Gündemin hayhuyu arasında olup bitenlerin etraflı tahlili yapılamıyor. “Terörle mücâdele”yi salt “sınırötesi harekât”a indirgeyen Ankara, görülüyor ki günübirlik politik atraksiyonların önünde sürükleniyor.
Bundandır ki, Avrupa Birliği’nden gelen bütün çağrılara rağmen, DTP hâlâ PKK’yi “terör örgütü” olarak ilân etmiş değil. Bu durum ilk bakışta radikal söylemlerle gerginliği tırmandırma taktiği olarak görülse de, mesele bunun çok ötesinde küresel plânın bir parçası...

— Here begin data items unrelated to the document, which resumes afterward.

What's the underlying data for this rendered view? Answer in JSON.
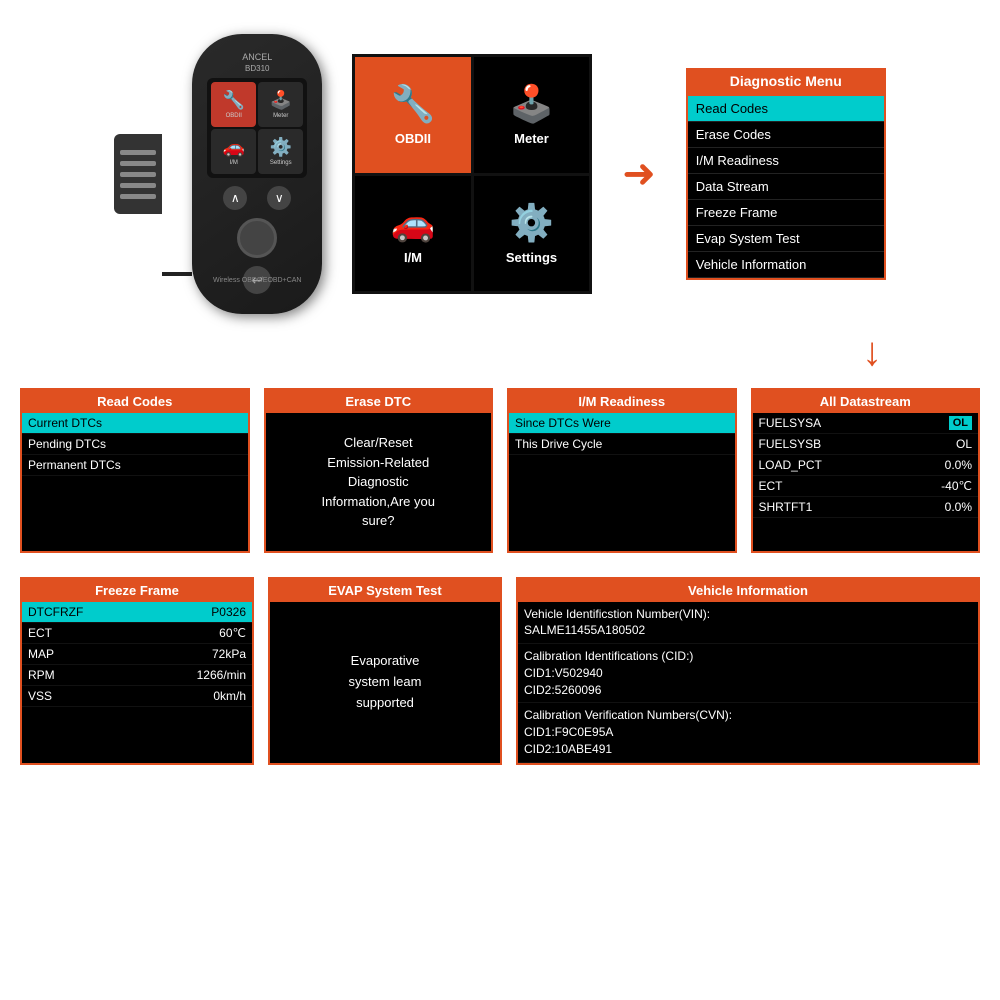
{
  "device": {
    "brand": "ANCEL",
    "model": "BD310",
    "label": "Wireless OBD6/EOBD+CAN"
  },
  "menuGrid": {
    "items": [
      {
        "id": "obdii",
        "label": "OBDII",
        "icon": "🔧",
        "selected": true
      },
      {
        "id": "meter",
        "label": "Meter",
        "icon": "🕹️",
        "selected": false
      },
      {
        "id": "im",
        "label": "I/M",
        "icon": "🚗",
        "selected": false
      },
      {
        "id": "settings",
        "label": "Settings",
        "icon": "⚙️",
        "selected": false
      }
    ]
  },
  "diagnosticMenu": {
    "title": "Diagnostic Menu",
    "items": [
      {
        "label": "Read Codes",
        "highlighted": true
      },
      {
        "label": "Erase Codes",
        "highlighted": false
      },
      {
        "label": "I/M Readiness",
        "highlighted": false
      },
      {
        "label": "Data Stream",
        "highlighted": false
      },
      {
        "label": "Freeze Frame",
        "highlighted": false
      },
      {
        "label": "Evap System Test",
        "highlighted": false
      },
      {
        "label": "Vehicle Information",
        "highlighted": false
      }
    ]
  },
  "panels": {
    "readCodes": {
      "header": "Read Codes",
      "rows": [
        {
          "label": "Current DTCs",
          "value": "",
          "highlighted": true
        },
        {
          "label": "Pending DTCs",
          "value": "",
          "highlighted": false
        },
        {
          "label": "Permanent DTCs",
          "value": "",
          "highlighted": false
        }
      ]
    },
    "eraseDTC": {
      "header": "Erase DTC",
      "content": "Clear/Reset\nEmission-Related\nDiagnostic\nInformation,Are you\nsure?"
    },
    "imReadiness": {
      "header": "I/M Readiness",
      "rows": [
        {
          "label": "Since DTCs Were",
          "value": "",
          "highlighted": true
        },
        {
          "label": "This Drive Cycle",
          "value": "",
          "highlighted": false
        }
      ]
    },
    "allDatastream": {
      "header": "All Datastream",
      "rows": [
        {
          "label": "FUELSYSA",
          "value": "OL",
          "highlighted": true,
          "valueCyan": true
        },
        {
          "label": "FUELSYSB",
          "value": "OL",
          "highlighted": false
        },
        {
          "label": "LOAD_PCT",
          "value": "0.0%",
          "highlighted": false
        },
        {
          "label": "ECT",
          "value": "-40℃",
          "highlighted": false
        },
        {
          "label": "SHRTFT1",
          "value": "0.0%",
          "highlighted": false
        }
      ]
    },
    "freezeFrame": {
      "header": "Freeze Frame",
      "rows": [
        {
          "label": "DTCFRZF",
          "value": "P0326",
          "highlighted": true
        },
        {
          "label": "ECT",
          "value": "60℃",
          "highlighted": false
        },
        {
          "label": "MAP",
          "value": "72kPa",
          "highlighted": false
        },
        {
          "label": "RPM",
          "value": "1266/min",
          "highlighted": false
        },
        {
          "label": "VSS",
          "value": "0km/h",
          "highlighted": false
        }
      ]
    },
    "evapSystemTest": {
      "header": "EVAP System Test",
      "content": "Evaporative\nsystem leam\nsupported"
    },
    "vehicleInformation": {
      "header": "Vehicle Information",
      "rows": [
        {
          "label": "Vehicle Identificstion Number(VIN):\nSALME11455A180502",
          "value": ""
        },
        {
          "label": "Calibration Identifications (CID:)\nCID1:V502940\nCID2:5260096",
          "value": ""
        },
        {
          "label": "Calibration Verification Numbers(CVN):\nCID1:F9C0E95A\nCID2:10ABE491",
          "value": ""
        }
      ]
    }
  }
}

Plân, partiyi kapattırmak ve Türkiye’nin demokratikleşme çabasının önüne takoz koyup AB’ye girişini engellemek. Zira uluslararası güç ve sermaye, Türkiye’nin bölgesinde güçlü ve demokratik büyük bir öncü ülke olarak AB üyesini olmasını istemiyor...
Bu arada Ahmet Türk’ün, “yıllarca etnisite üzerinden siyaset yaptım; şimdi anlıyorum ki etnik ayrılıkla ayrı devlet, halkları felâkete sürükler” itîrafı, aynı gerçeği su yüzüne çıkarıyor.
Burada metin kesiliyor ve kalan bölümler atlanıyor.